His thumb circles my clit, slow and deliberate, and my knees buckle. I can't hold myself up. He has to keep me upright with one arm while he works me with the other, like I'm a puppet and he’s the only one who knows where the strings connect. The orgasm comes on so fast it's like a blackout. My vision tunnels. My whole body convulses. I cry out, not caring if it’s a word or just a sound, coming so hard I nearly slip off the couch.

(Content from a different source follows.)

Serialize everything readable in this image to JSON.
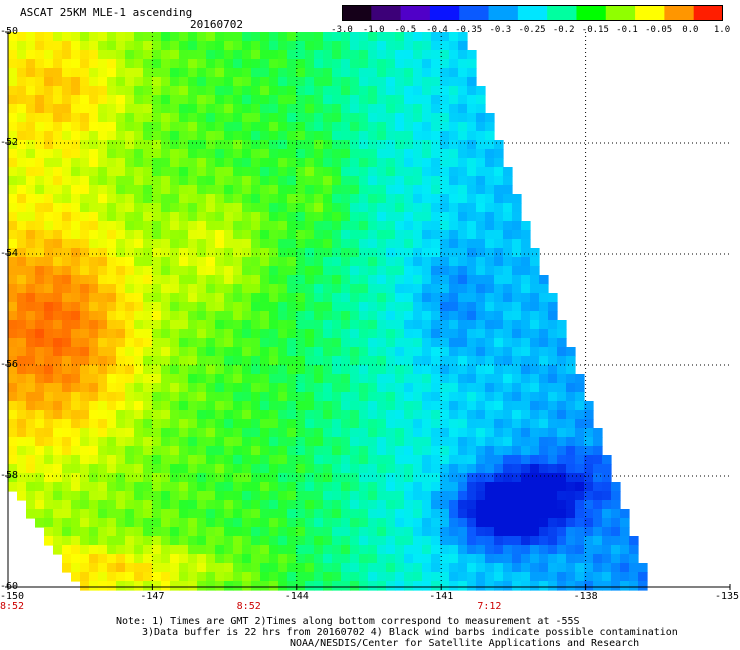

But he's not done. He lets me sag for a second, then flips me back over, so I'm on my back, legs hanging off the edge of the couch. He's kneeling on the floor, face level with my cunt, and for a second I see him exactly how I've always feared and wanted: not a man, but a wolf, eyes pale and hungry, ready to devour the thing he’s obsessed over for so long.

He dives in, tongue greedy, licking me clean, and the taste of myself on his mouth feels like a brand. He doesn't stop until I'm shaking. He doesn't stop even after that. I claw at his shoulders, trying to push him away, but he's stronger and relentless and I'm too weak to resist. When he finally pulls back, his lips swollen, he wipes his mouth with the back of his hand and stares at me like he’s trying to memorize this version of me—wrecked, ruined, unable to hide.

He stands, voice rough. “You want this?” He fumbles with his zipper, cock out and hard, already leaking. I can't look away. “Do you want my cock inside you, Faith?”